Companies that attempted to take the quick and easy route and just slap an LLM model on their data found out the hard way that it doesn’t work very well.
“You don’t want to take a copilot and just open it up against every SharePoint site in the company, because then you start finding out really quickly that the things that we all should have been doing as IT professionals over the years, like good data management strategies, aren’t there,” he tells Datanami.
Things like document currency, or determining what is the most recent version of a document, sound easy in theory but can be difficult to do in practice. Setting up security boundaries and RBAC controls on internal data is critical to ensure that a company isn’t inadvertently exposing sensitive data through an LLM.
“That type of stuff is really foundational,” Beerman says. “If clients have done a really good job of managing their data, it’s a lot easier. But if you haven’t done that, then it gets back to good data practices, even before you start talking about Gen AI or any type of AI.”
Data Quality Is Job One
Data quality is foundational for Syniti, which today was acquired by Capgemini. The company (formerly known as Backoffice Associates) has developed a reputation for providing products and services that bolster data quality, particularly in big data migrations, such as SAP S/4 implementations.
“Data is a business problem,” says Syniti CEO Kevin Campbell. “I always tell people, every business problem has a data problem underneath, or every data problem is a business problem. And the problem is nobody wants to spend money to have great governance.”
Campbell has seen more than a few big ERP implementations and digital transformations go south for want of better data. “The number one reason they don’t go live is data,” he tells Datanami. “Data is the big problem, and everybody’s realizing that.”
There’s nothing magical about Syniti’s approach to helping companies improve their data, Campbell says. In many cases, it’s going back to the sources of data to mak sure it’s high quality, then monitoring for changes, and remediation. “It’s just the fundamentals,” he says.
Syniti follows a recipe for ensuring high data quality. The process typically starts with a data migration. Controls are then implement to improve the data quality. The next step is sustaining the high data quality. The final step is achieving data governance, where you have confidence that an end-to-end lifecycle for data quality has been firmly established.

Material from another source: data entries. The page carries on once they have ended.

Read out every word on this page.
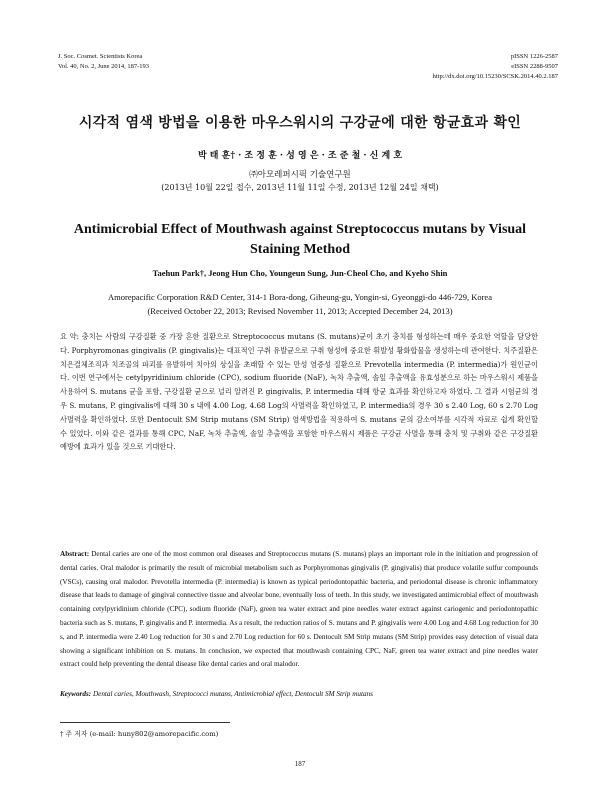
J. Soc. Cosmet. Scientists Korea
Vol. 40, No. 2, June 2014, 187-193
pISSN 1226-2587
eISSN 2288-9507
http://dx.doi.org/10.15230/SCSK.2014.40.2.187
시각적 염색 방법을 이용한 마우스워시의 구강균에 대한 항균효과 확인
박 태 훈† · 조 정 훈 · 성 영 은 · 조 준 철 · 신 계 호
㈜아모레퍼시픽 기술연구원
(2013년 10월 22일 접수, 2013년 11월 11일 수정, 2013년 12월 24일 채택)
Antimicrobial Effect of Mouthwash against Streptococcus mutans by Visual Staining Method
Taehun Park†, Jeong Hun Cho, Youngeun Sung, Jun-Cheol Cho, and Kyeho Shin
Amorepacific Corporation R&D Center, 314-1 Bora-dong, Giheung-gu, Yongin-si, Gyeonggi-do 446-729, Korea
(Received October 22, 2013; Revised November 11, 2013; Accepted December 24, 2013)
요 약: 충치는 사람의 구강질환 중 가장 흔한 질환으로 Streptococcus mutans (S. mutans)균이 초기 충치를 형성하는데 매우 중요한 역할을 담당한다. Porphyromonas gingivalis (P. gingivalis)는 대표적인 구취 유발균으로 구취 형성에 중요한 휘발성 황화합물을 생성하는데 관여한다. 치주질환은 치은결체조직과 치조골의 파괴를 유발하여 치아의 상실을 초래할 수 있는 만성 염증성 질환으로 Prevotella intermedia (P. intermedia)가 원인균이다. 이번 연구에서는 cetylpyridinium chloride (CPC), sodium fluoride (NaF), 녹차 추출액, 솔잎 추출액을 유효성분으로 하는 마우스워시 제품을 사용하여 S. mutans 균을 포함, 구강질환 균으로 널리 알려진 P. gingivalis, P. intermedia 대해 항균 효과를 확인하고자 하였다. 그 결과 시험균의 경우 S. mutans, P. gingivalis에 대해 30 s 내에 4.00 Log, 4.68 Log의 사멸력을 확인하였고, P. intermedia의 경우 30 s 2.40 Log, 60 s 2.70 Log 사멸력을 확인하였다. 또한 Dentocult SM Strip mutans (SM Strip) 염색방법을 적용하여 S. mutans 균의 감소여부를 시각적 자료로 쉽게 확인할 수 있었다. 이와 같은 결과를 통해 CPC, NaF, 녹차 추출액, 솔잎 추출액을 포함한 마우스워시 제품은 구강균 사멸을 통해 충치 및 구취와 같은 구강질환 예방에 효과가 있을 것으로 기대한다.
Abstract: Dental caries are one of the most common oral diseases and Streptococcus mutans (S. mutans) plays an important role in the initiation and progression of dental caries. Oral malodor is primarily the result of microbial metabolism such as Porphyromonas gingivalis (P. gingivalis) that produce volatile sulfur compounds (VSCs), causing oral malodor. Prevotella intermedia (P. intermedia) is known as typical periodontopathic bacteria, and periodontal disease is chronic inflammatory disease that leads to damage of gingival connective tissue and alveolar bone, eventually loss of teeth. In this study, we investigated antimicrobial effect of mouthwash containing cetylpyridinium chloride (CPC), sodium fluoride (NaF), green tea water extract and pine needles water extract against cariogenic and periodontopathic bacteria such as S. mutans, P. gingivalis and P. intermedia. As a result, the reduction ratios of S. mutans and P. gingivalis were 4.00 Log and 4.68 Log reduction for 30 s, and P. intermedia were 2.40 Log reduction for 30 s and 2.70 Log reduction for 60 s. Dentocult SM Strip mutans (SM Strip) provides easy detection of visual data showing a significant inhibition on S. mutans. In conclusion, we expected that mouthwash containing CPC, NaF, green tea water extract and pine needles water extract could help preventing the dental disease like dental caries and oral malodor.
Keywords: Dental caries, Mouthwash, Streptococci mutans, Antimicrobial effect, Dentocult SM Strip mutans
† 주 저자 (e-mail: huny802@amorepacific.com)
187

“There’s other ways to do it, but it’s harder to convince people until they’ve felt the pain, and you can explain to them in detail with their data why it’s wrong,” Campbell says.

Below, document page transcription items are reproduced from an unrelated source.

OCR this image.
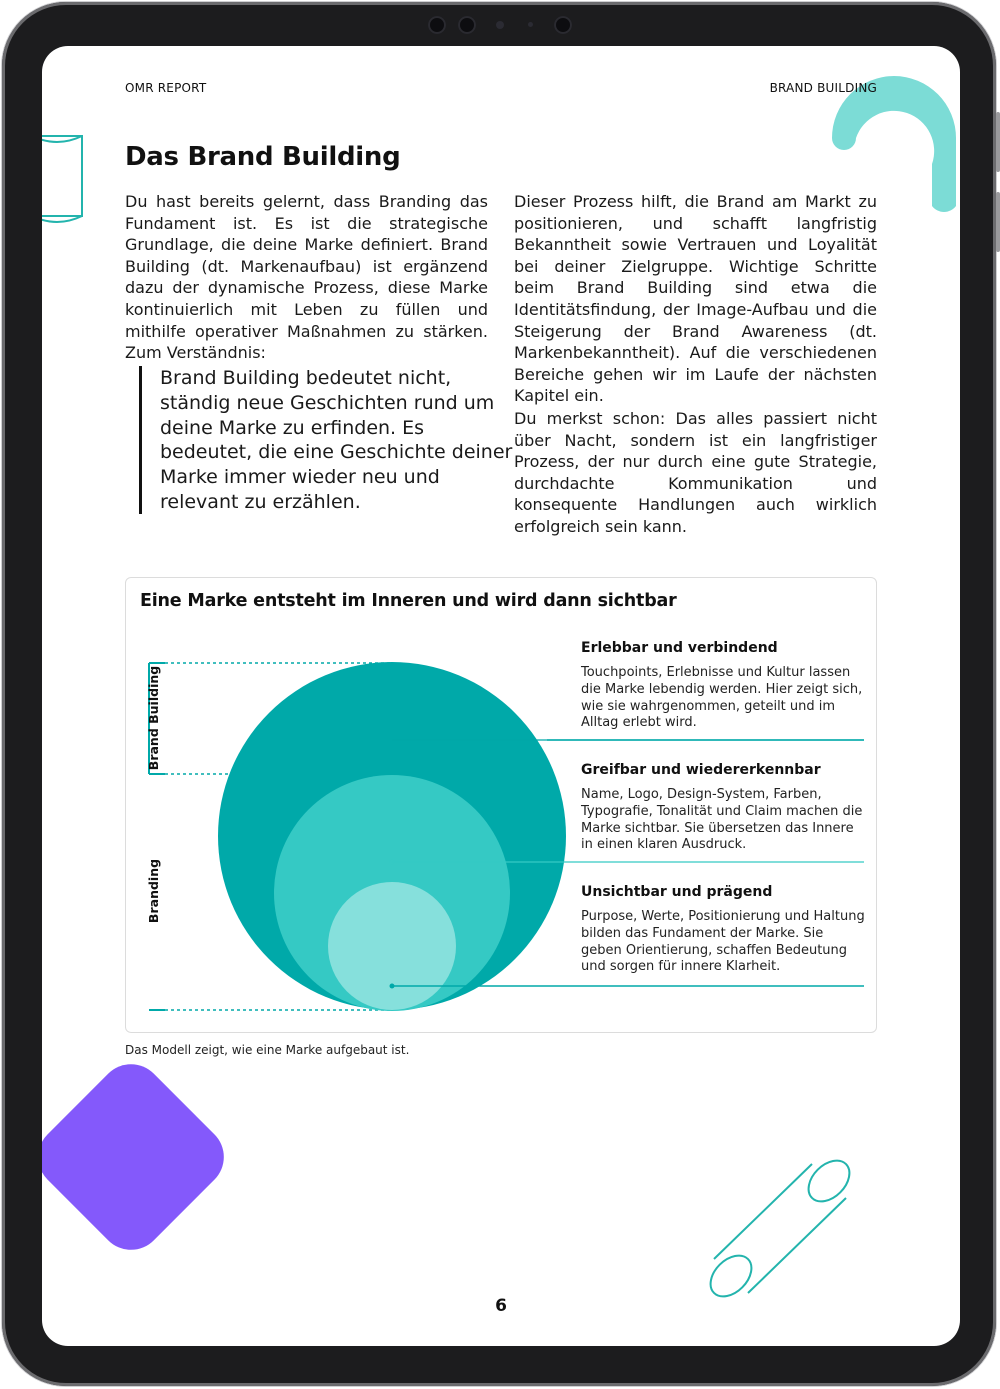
OMR REPORT	BRAND BUILDING
Das Brand Building

Du hast bereits gelernt, dass Branding das Fundament ist. Es ist die strategische Grundlage, die deine Marke definiert. Brand Building (dt. Markenaufbau) ist ergänzend dazu der dynamische Prozess, diese Marke kontinuierlich mit Leben zu füllen und mithilfe operativer Maßnahmen zu stärken. Zum Verständnis:

Brand Building bedeutet nicht, ständig neue Geschichten rund um deine Marke zu erfinden. Es bedeutet, die eine Geschichte deiner Marke immer wieder neu und relevant zu erzählen.

Dieser Prozess hilft, die Brand am Markt zu positionieren, und schafft langfristig Bekanntheit sowie Vertrauen und Loyalität bei deiner Zielgruppe. Wichtige Schritte beim Brand Building sind etwa die Identitätsfindung, der Image-Aufbau und die Steigerung der Brand Awareness (dt. Markenbekanntheit). Auf die verschiedenen Bereiche gehen wir im Laufe der nächsten Kapitel ein.

Du merkst schon: Das alles passiert nicht über Nacht, sondern ist ein langfristiger Prozess, der nur durch eine gute Strategie, durchdachte Kommunikation und konsequente Handlungen auch wirklich erfolgreich sein kann.

Eine Marke entsteht im Inneren und wird dann sichtbar
Brand Building
Branding
Erlebbar und verbindend

Touchpoints, Erlebnisse und Kultur lassen die Marke lebendig werden. Hier zeigt sich, wie sie wahrgenommen, geteilt und im Alltag erlebt wird.

Greifbar und wiedererkennbar

Name, Logo, Design-System, Farben, Typografie, Tonalität und Claim machen die Marke sichtbar. Sie übersetzen das Innere in einen klaren Ausdruck.

Unsichtbar und prägend

Purpose, Werte, Positionierung und Haltung bilden das Fundament der Marke. Sie geben Orientierung, schaffen Bedeutung und sorgen für innere Klarheit.

Das Modell zeigt, wie eine Marke aufgebaut ist.
6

Today’s push to develop GenAI is causing a lot of pain for customers, he says. Companies are embarking upon GenAI proofs of concept (POCs) and discovering to their great chagrin that they have data quality issues halfway in.
“If your data is not ready for AI, your company’s not ready for AI,” Campbell says. “AI is exposing what most of us have known for a long time, which is garbage in, garbage out. So if you’ve got crappy data, you got to go work it out.”